Glide path: A gradual approach to implementing SGMA, to give water users time to adjust and prevent major disruptions in the regional economy. Most groundwater sustainability agencies in the San Joaquin Valley—where overdraft is a major issue—are likely to adopt this approach. The result is that groundwater levels will continue to decline, but at a decreasing rate, until they reach long-term balance.

Groundwater sustainability agencies (GSAs): Local agencies formed to develop groundwater sustainability plans to manage their resources for the long run. More than 250 GSAs in 140 “priority basins” (which account for most of California’s groundwater use) have been formed.

Overdraft: When groundwater extraction exceeds what is being replenished (also called “groundwater mining”). Its repercussions can include drying wells, sinking lands, reduced streamflow, degraded water quality, and higher energy use from pumping water from deeper depths.

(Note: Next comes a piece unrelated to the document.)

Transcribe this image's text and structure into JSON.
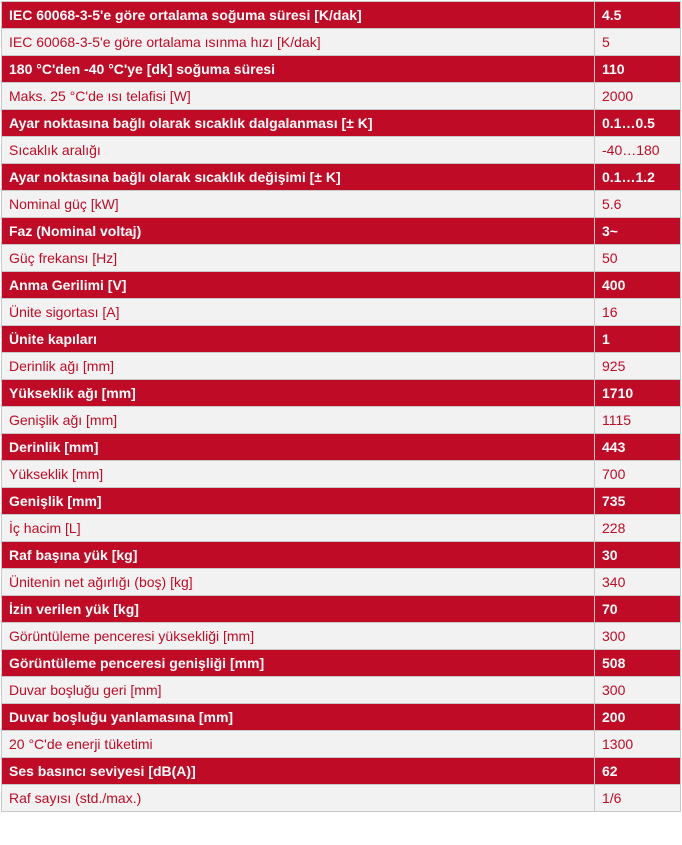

Recharge: Taking action to replenish underground aquifers with surface water (also known as “managed recharge” to distinguish it from natural recharge). This water can come from a variety of sources, including flood- and stormwater, treated wastewater, and spare surface water. Recharge usually involves spreading water on the land. Some water districts have dedicated recharge basins, but individual farms can also help by recharging on their lands. “In lieu” recharge is when farmers enable the aquifer to replenish naturally by pumping less and using surface water instead. One challenge is coming up with ways to compensate farmers who recharge shared basins under their land.

Safe or sustainable yield: The amount of water that can be withdrawn from a groundwater basin without causing problems—such as a significant drop in water levels, harm to groundwater-dependent ecosystems, land subsidence, and saltwater intrusion, to name a few.

Saltwater intrusion: Many coastal aquifers—for example, those on the Central Coast—are overdrafted, which reduces groundwater flow toward the sea and allows saltwater to move in.

Subsidence: Land surfaces can sink in overdrafted basins, which damages infrastructure such as bridges, reservoirs, and water canals. Parts of the San Joaquin Valley have been sinking by more than half a foot annually. Subsidence has reduced capacity in the Friant-Kern Canal, the Delta Mendota Canal, and the California Aqueduct.

Sustainable Groundwater Management Act: Requires water users in most groundwater basins to develop and implement groundwater sustainability plans to bring groundwater use and recharge into balance by the early 2040s. The challenges are particularly big in the San Joaquin Valley and the Central Coast.

White areas: Areas that rely entirely on groundwater for drinking water and irrigation supplies. Water users in these areas—which are shown in white on irrigation district maps—are particularly susceptible to groundwater quality problems and falling water tables, and are vulnerable to pumping restrictions with the implementation of SGMA.